Fast responded with a set of talking points so scripted, you can almost hear him rhyming off the bullets:

  • We’re focused on removing trade barriers rather than erecting new ones.
  • Canada and the US have a strong, mature, longstanding trade relationship.
  • It’s the biggest trade success story in the world.
  • And when we see our cousins to the south introducing new barriers to trade, obviously that raises concerns with us.
  • That’s why I’ve been engaging with my counterpart in the US, US trade representative Ron Kirk. I’ve spoken to him on a number of occasions. I’ve spoken to his deputy on a number of occasions.
  • My colleagues in the house of commons have also been engaging with their counterparts in the house of representatives and the senate.
  • We are impressing upon the Americans that trade barriers actually hurt both Canadian businesses and American businesses because out economies and our supply channels are so integrated.

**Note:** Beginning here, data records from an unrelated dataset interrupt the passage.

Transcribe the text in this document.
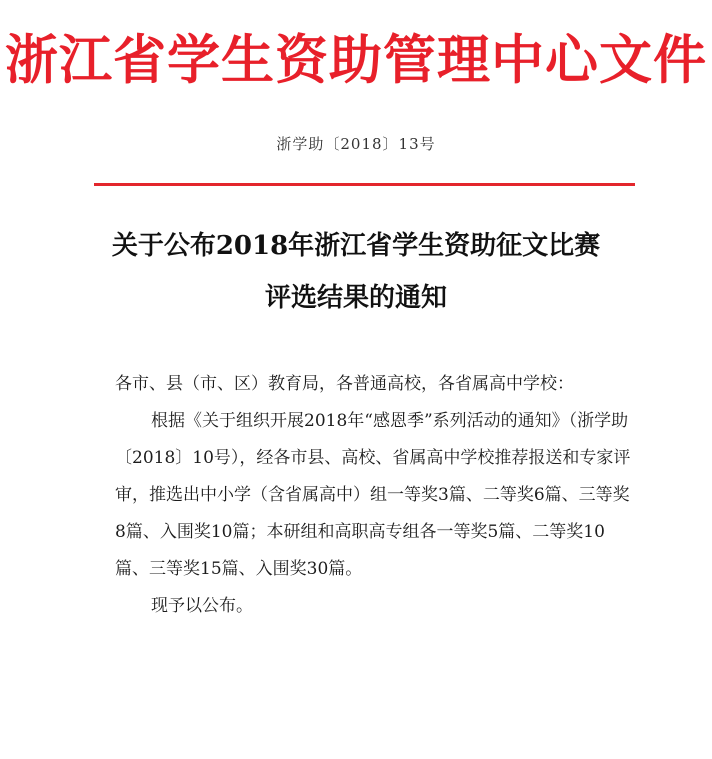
浙江省学生资助管理中心文件
浙学助〔2018〕13号
关于公布2018年浙江省学生资助征文比赛
评选结果的通知

各市、县（市、区）教育局，各普通高校，各省属高中学校：

根据《关于组织开展2018年“感恩季”系列活动的通知》（浙学助〔2018〕10号），经各市县、高校、省属高中学校推荐报送和专家评审，推选出中小学（含省属高中）组一等奖3篇、二等奖6篇、三等奖8篇、入围奖10篇；本研组和高职高专组各一等奖5篇、二等奖10篇、三等奖15篇、入围奖30篇。

现予以公布。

The heavy-handed messaging couldn’t quite obscure one obvious fact: Fast never answered the question. So what did Solomon do? He ignored the omission and moved on to the next question. A better response would have been:

Excuse me but, I didn’t hear why you are being caught off guard by these sudden protectionist measures?

I don’t mean to gang up on Solomon, but I wish he and other press gallery habitues would curb their recent habit of addressing cabinet ministers as “Minister.” We expect this formal obsequiousness from the tribe of ministerial aides who populate The Hill, but when reporters adopt this style, it contributes to the deferential atmosphere that lets responsible cabinet ministers dodge questions and escape obvious follow-ups.

J-school profs will get a bonus from today’s House episode. In the show opener, Solomon questions Defence Minister Peter MacKay about the seemingly endless increases in the cost of those second-hand submarines Canada bought from Britain. Current estimates stand at $1 billion, and could triple before the subs are fully operational. In response, to his credit, MacKay passed up a chance to slang his Liberal predecessors for the buying the subs in the first place, but he couldn’t resist exploiting the recent death of a Canadian soldier for rhetorical effect.

Let’s not forget one important fact, and that is, we have men and women in uniform who literally put their lives on the line in service of Canada to protect our citizens. Men like the gentleman who gave his life, Janick Gilbert, who was a SAR-tech, who gave his life on a rescue mission this week near Hall Bay, Nunavut. These are exceptional citizens, to say the least, and they require extremely sophisticated and, yes, expensive equipment to do that work. When it comes to putting people in harm’s way, but giving them world class protection, and that’s the calculation and that is the measure that we have to make.

This time Solomon did not disappoint:

Well you mentioned, speaking of world class equipment, that the ideal piece of equipment would be a nuclear submarine, not the diesel-electric submarine. Therefore if you want to be committed to the best equipment for the men and women serving, are you considering purchasing nuclear submarines?


No we’re not….We don’t live in an ideal world. My grandmother had a saying that, “If wishes were horses, beggars could ride.” We don’t have unlimited resources and we’re not contemplating nuclear submarines.

Ah, so it turns out that protecting men and women in uniform who “literally put their lives on the line in service of Canada to protect our citizens” is, like everything else in life and government, subject to financial limits and budgetary constraints.

Lastly, points to Solomon for knowing how to pronounce the word “nuclear,” unlike the Minister of National Defence.